Bislang gab es bei der Commerzbank eine klare Rangordnung. Als Dr. Hanns Deuß vor 8 Jahren (damals 60jährig) seine Stellung als alleiniger Sprecher des Vorstandes aufgab und sich in den Aufsichtsrat wählen ließ, wo er sofort den Vorsitz übernahm, wußte jedermann, daß bei ihm nach wie vor alle Fäden zusammenlaufen würden. Er ist bislang auch der unbestrittene "Chef der Commerzbank" geblieben. Nach, ihm gab es keinen Sprecher der Gesamtbank mehr, sondern nur noch Sprecher für die Plätze Düsseldorf (Paul Lichtenberg), Frankfurt (Ernst Rieche) und Hamburg (Will Marx).

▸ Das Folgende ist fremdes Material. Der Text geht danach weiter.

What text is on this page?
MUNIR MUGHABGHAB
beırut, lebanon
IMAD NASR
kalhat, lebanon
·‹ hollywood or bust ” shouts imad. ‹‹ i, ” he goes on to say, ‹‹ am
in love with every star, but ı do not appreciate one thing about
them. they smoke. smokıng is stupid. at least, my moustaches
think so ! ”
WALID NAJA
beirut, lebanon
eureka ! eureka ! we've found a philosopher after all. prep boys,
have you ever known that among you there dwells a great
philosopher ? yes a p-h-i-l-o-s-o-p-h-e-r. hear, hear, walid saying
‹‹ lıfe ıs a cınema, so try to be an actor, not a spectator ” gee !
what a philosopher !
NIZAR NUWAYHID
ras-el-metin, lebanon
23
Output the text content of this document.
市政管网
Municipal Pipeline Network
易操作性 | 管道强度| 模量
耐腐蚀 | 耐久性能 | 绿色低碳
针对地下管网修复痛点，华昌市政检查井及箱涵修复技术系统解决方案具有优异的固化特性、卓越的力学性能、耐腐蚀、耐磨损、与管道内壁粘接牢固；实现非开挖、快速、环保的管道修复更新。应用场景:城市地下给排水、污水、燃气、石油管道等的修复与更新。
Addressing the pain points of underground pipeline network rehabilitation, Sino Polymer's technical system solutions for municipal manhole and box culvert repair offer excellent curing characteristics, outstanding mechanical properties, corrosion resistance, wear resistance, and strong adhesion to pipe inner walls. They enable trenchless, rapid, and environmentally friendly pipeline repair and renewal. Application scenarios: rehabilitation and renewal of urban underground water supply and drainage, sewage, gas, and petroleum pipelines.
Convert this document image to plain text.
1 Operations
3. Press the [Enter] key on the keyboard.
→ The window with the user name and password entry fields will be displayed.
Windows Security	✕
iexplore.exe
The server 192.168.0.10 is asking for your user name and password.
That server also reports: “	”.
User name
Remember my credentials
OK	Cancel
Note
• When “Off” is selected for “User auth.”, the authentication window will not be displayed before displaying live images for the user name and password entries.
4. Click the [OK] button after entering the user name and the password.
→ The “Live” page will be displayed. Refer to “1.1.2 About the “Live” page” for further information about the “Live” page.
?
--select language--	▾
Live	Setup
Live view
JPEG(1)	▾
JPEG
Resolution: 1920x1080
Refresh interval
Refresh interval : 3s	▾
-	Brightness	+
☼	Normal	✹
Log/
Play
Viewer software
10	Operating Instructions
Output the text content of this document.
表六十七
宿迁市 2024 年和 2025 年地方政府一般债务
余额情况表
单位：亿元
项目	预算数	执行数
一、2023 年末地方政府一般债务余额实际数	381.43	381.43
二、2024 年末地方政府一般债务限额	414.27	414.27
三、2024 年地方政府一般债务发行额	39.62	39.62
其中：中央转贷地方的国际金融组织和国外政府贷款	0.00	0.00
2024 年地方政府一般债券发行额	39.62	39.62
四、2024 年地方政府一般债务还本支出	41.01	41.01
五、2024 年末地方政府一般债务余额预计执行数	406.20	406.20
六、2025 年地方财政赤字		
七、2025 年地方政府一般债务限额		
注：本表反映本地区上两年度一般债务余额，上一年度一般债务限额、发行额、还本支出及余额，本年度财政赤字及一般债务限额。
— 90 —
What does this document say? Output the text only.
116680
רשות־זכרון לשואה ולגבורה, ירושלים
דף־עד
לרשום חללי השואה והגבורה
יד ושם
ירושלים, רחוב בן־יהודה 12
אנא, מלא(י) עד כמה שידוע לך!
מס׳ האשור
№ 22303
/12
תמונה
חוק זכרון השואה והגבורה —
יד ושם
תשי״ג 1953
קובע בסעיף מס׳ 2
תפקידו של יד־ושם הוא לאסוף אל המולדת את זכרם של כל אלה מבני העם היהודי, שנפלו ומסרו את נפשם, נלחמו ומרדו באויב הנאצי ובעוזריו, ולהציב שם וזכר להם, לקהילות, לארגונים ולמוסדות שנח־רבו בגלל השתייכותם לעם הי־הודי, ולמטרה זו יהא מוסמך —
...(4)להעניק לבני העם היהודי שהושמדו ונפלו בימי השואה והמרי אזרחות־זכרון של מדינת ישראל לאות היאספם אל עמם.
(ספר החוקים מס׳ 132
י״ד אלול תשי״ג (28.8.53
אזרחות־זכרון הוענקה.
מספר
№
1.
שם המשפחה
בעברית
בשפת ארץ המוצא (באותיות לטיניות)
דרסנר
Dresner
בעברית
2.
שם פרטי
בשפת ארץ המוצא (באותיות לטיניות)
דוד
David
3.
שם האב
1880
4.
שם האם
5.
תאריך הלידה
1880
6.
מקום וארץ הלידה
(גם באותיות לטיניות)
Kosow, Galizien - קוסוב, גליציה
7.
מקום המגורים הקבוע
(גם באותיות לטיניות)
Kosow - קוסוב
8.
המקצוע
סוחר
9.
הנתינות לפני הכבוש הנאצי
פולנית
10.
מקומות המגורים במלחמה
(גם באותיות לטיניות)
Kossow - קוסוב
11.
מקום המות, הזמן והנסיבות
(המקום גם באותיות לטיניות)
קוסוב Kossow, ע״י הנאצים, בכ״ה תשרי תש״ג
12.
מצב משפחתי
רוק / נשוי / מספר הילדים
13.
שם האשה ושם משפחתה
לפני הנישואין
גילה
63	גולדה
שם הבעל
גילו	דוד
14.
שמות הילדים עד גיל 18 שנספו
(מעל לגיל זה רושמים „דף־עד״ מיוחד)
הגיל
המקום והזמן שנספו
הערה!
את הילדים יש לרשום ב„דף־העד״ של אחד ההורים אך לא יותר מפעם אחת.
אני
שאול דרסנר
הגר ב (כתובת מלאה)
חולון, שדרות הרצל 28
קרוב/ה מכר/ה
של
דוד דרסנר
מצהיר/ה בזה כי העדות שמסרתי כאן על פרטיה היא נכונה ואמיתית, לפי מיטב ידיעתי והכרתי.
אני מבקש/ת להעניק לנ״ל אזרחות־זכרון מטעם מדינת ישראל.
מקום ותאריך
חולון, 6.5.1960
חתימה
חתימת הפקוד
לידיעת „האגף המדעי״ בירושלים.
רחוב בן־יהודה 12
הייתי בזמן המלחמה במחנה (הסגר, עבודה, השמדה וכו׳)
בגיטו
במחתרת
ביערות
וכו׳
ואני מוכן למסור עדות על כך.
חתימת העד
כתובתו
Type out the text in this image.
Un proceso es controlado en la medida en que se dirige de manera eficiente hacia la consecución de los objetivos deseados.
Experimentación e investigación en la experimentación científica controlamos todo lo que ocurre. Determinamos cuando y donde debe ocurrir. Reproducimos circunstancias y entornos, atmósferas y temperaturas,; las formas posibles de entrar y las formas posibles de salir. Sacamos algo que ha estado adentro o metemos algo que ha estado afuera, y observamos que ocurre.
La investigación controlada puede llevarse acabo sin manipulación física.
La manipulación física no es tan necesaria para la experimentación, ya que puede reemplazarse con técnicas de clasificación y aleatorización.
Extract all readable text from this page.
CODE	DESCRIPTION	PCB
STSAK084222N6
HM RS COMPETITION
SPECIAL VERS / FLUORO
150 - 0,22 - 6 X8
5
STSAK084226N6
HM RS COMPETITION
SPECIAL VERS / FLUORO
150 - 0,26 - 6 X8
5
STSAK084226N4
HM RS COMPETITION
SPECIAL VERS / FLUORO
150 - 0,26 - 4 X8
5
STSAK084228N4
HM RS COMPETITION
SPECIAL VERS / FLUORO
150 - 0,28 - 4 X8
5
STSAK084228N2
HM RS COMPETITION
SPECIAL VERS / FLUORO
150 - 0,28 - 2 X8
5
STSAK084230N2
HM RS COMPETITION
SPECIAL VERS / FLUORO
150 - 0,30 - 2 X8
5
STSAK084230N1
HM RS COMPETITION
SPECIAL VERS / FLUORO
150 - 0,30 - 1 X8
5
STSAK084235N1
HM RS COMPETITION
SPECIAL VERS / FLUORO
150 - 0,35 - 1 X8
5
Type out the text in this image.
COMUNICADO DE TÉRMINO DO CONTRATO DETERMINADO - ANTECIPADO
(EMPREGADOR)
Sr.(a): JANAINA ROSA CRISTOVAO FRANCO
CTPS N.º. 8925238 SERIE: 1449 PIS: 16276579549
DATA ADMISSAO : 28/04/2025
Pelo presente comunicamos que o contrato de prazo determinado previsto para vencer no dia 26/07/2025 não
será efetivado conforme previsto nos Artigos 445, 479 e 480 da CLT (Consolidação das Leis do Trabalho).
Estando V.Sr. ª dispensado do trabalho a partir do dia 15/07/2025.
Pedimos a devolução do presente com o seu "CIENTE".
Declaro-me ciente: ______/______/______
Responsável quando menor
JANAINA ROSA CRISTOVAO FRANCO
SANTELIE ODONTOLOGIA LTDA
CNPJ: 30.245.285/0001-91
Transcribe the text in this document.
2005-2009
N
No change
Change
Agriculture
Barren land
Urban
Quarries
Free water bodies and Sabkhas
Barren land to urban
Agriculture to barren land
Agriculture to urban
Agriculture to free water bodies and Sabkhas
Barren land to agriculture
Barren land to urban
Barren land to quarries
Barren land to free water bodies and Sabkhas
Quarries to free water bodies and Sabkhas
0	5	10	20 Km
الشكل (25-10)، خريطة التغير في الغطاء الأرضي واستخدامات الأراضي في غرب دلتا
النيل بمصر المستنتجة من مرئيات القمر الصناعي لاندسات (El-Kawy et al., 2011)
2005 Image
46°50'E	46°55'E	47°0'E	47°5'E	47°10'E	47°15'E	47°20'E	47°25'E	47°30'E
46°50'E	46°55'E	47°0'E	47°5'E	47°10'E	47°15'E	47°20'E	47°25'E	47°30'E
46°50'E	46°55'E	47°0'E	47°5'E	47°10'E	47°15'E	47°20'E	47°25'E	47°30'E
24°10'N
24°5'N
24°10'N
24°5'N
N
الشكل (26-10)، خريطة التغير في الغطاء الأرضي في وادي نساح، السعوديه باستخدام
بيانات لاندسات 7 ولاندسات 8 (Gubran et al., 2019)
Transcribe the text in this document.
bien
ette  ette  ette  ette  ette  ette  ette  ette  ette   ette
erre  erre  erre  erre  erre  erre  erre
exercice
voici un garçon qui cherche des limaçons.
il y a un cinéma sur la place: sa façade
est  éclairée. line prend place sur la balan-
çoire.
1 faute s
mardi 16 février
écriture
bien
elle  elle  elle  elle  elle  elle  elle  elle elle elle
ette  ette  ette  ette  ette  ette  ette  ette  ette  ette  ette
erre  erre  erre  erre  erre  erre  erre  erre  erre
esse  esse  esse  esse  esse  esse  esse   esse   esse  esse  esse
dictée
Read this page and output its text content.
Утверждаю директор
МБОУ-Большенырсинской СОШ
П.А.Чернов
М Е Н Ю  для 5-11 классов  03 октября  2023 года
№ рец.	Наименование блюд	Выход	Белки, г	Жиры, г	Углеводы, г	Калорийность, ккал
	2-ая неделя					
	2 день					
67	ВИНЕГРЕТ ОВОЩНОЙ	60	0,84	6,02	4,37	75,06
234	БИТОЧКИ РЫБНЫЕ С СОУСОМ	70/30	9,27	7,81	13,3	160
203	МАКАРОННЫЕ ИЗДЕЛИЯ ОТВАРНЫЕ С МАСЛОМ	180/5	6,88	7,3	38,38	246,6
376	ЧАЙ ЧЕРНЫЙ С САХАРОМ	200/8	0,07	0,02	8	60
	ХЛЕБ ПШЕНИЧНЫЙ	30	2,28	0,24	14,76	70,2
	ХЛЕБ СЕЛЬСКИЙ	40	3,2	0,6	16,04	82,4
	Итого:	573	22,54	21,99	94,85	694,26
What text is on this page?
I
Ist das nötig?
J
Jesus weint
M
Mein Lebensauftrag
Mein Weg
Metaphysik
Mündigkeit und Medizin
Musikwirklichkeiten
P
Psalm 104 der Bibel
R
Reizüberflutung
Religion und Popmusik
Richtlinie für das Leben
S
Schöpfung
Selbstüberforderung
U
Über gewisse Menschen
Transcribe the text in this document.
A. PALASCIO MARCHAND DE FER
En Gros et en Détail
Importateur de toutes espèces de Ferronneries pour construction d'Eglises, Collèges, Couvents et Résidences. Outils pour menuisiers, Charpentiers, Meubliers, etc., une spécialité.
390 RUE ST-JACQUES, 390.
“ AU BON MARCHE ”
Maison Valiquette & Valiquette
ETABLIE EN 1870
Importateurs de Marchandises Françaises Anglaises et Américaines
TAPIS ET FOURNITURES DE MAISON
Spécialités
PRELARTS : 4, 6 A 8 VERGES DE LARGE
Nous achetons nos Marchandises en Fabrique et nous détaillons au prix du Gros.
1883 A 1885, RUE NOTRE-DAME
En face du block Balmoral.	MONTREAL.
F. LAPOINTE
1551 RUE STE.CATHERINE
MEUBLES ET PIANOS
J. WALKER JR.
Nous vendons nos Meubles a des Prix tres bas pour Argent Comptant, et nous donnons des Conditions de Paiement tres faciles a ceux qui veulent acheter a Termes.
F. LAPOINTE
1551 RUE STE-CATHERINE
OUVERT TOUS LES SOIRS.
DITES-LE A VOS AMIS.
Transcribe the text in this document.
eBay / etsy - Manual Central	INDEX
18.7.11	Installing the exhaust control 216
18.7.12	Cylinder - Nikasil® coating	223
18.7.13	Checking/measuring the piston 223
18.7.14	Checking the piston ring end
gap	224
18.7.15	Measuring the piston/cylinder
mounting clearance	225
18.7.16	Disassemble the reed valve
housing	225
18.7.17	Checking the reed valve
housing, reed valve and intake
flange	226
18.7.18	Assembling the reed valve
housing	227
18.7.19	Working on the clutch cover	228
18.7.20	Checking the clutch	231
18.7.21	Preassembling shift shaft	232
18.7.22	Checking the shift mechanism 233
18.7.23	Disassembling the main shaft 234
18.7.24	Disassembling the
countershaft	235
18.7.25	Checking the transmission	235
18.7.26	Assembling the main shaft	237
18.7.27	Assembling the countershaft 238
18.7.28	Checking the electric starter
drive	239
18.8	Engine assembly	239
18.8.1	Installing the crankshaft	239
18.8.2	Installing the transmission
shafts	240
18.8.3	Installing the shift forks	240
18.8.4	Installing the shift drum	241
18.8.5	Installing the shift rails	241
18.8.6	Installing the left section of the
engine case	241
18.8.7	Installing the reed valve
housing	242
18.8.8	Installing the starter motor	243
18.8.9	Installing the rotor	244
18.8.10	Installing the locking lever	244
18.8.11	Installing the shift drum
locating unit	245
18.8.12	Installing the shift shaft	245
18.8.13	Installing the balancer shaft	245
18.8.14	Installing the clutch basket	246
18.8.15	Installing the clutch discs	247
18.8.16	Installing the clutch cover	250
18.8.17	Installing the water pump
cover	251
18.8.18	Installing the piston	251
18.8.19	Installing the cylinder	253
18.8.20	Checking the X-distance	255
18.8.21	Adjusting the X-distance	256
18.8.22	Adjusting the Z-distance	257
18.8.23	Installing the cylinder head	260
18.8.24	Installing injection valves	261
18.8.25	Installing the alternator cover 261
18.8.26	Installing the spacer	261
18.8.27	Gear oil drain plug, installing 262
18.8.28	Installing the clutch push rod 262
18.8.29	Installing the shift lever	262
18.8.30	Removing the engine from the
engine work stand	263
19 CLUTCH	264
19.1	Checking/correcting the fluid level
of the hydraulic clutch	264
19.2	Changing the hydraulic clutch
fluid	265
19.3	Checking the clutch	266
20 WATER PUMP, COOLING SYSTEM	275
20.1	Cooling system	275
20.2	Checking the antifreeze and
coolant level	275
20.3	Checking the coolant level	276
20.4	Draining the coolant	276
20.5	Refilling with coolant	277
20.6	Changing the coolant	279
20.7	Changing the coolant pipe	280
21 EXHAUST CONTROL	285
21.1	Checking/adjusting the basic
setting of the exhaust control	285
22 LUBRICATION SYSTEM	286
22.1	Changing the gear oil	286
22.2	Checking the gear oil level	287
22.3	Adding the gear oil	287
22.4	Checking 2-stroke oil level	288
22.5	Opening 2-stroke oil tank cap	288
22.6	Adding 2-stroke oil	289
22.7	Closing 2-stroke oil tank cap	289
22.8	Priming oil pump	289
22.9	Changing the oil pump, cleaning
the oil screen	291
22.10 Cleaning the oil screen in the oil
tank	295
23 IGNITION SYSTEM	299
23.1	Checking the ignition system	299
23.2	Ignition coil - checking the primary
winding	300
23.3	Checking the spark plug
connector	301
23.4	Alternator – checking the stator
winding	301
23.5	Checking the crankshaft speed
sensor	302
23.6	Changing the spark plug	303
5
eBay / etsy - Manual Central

Unter diesen dreien mußte der "Kampf um die Spitze" ausgetragen werden. Dabei war von vornherein klar, daß der 1908 geborene Ernst Rieche nicht von Ambitionen geplagt war. Die Entscheidung mußte zwischen Lichtenberg und Marx fallen. Lichtenberg hat jetzt das Rennen gemacht.

Nun bleibt abzuwarten, ob das System der Regionalsprecher beibehalten oder ob Lichtenberg nach Ablauf einer gewissen Anstandszeit zum Gesamtsprecher der Bank gemacht werden wird. Das dürfte indessen nur noch für die Betroffenen selbst eine interessante Frage sein. An der Geschäftspolitik wird sich nichts ändern.

Sie wird schon heute maßgeblich mit beeinflußt durch die nachdrängende jüngere Generation, insbesondere von den Hauptabteilungsleitern, die teilweise jünger als 40 Jahre sind. Ihre Dynamik spiegelt sich besonders in dem Auslandsgeschäft der Bank wider, das 1968 ungewöhnlich aktiv gewesen ist. Das trifft nicht nur für das internationale Emissions- und Konsortialgeschäft zu, sondern mehr noch für das direkte Kreditgeschäft mit dem Ausland. Die junge Commerzbank-Generation will den Abstand zu den beiden größeren Großbanken, der Deutschen Bank und der Dresdner Bank, verringern und aus deren Schatten heraustreten.

Unter geringeren Schwierigkeiten als bei der Commerzbank vollzieht sich der Generationswechsel bei der Dresdner Bank, wo ebenfalls die "Männer der ersten Stunde" nach und nach in Pension gehen und durch "junge Leute" ersetzt werden. Diese kennen die großen Bankenkrisen der 30er Jahre nur noch aus den Geschichtsbüchern und den Erzählungen ihrer Vorgänger. Sie wissen kaum etwas davon, wie ein Bankgeschäft geführt werden muß, dessen Fäden nach außen durch rigorose Regierungsmaßnahmen gekappt sind, und sie waren "Gehilfen", als es nach dem Kriege galt, die von den Alliierten zerschlagenen Institute wieder zu funktionsfähigen Einheiten zusammenzuführen.

Am 4. Juni 1969, dem Tag der diesjährigen Hauptversammlung der Dresdner Bank, wird Jürgen Ponto das Amt des Vorstandssprechers übernehmen und Dr. h. c. Erich Vierhub ablösen, der in dieses Amt kam, als die früheren Vorstandsmitglieder Ernst Matthiensen und Hans Rinn in den Aufsichtsrat überwechselten. Ernst Matthiensen ließ sich im Aufsichtsrat in dem Sessel des "großen alten Mannes der Dresdner Bank", Carl Goetz, nieder, der kurz zuvor gestorben war.

Mit Ponto (Jahrgang 1923) tritt ein "unbeschriebenes Blatt" an die Spitze der Dresdner Bank. Als langjähriger Chefsyndikus hat er im stillen gewirkt. Mit den großen, spektakulär gewordenen Transaktionen seines Hauses (die Krages-Affäre, der Schlieker-Konkurs und die Stinnes-Insolvenz), die in der Image-Prägung heute noch nachwirken, obwohl schon viele Jahre Gras darüber gewachsen ist, hatte er nur indirekt etwas zu tun. Die Verantwortung trugen dafür damals Matthiensen, Rinn und das heute noch im Amt befindliche Vorstandsmitglied Werner Krueger in Düsseldorf.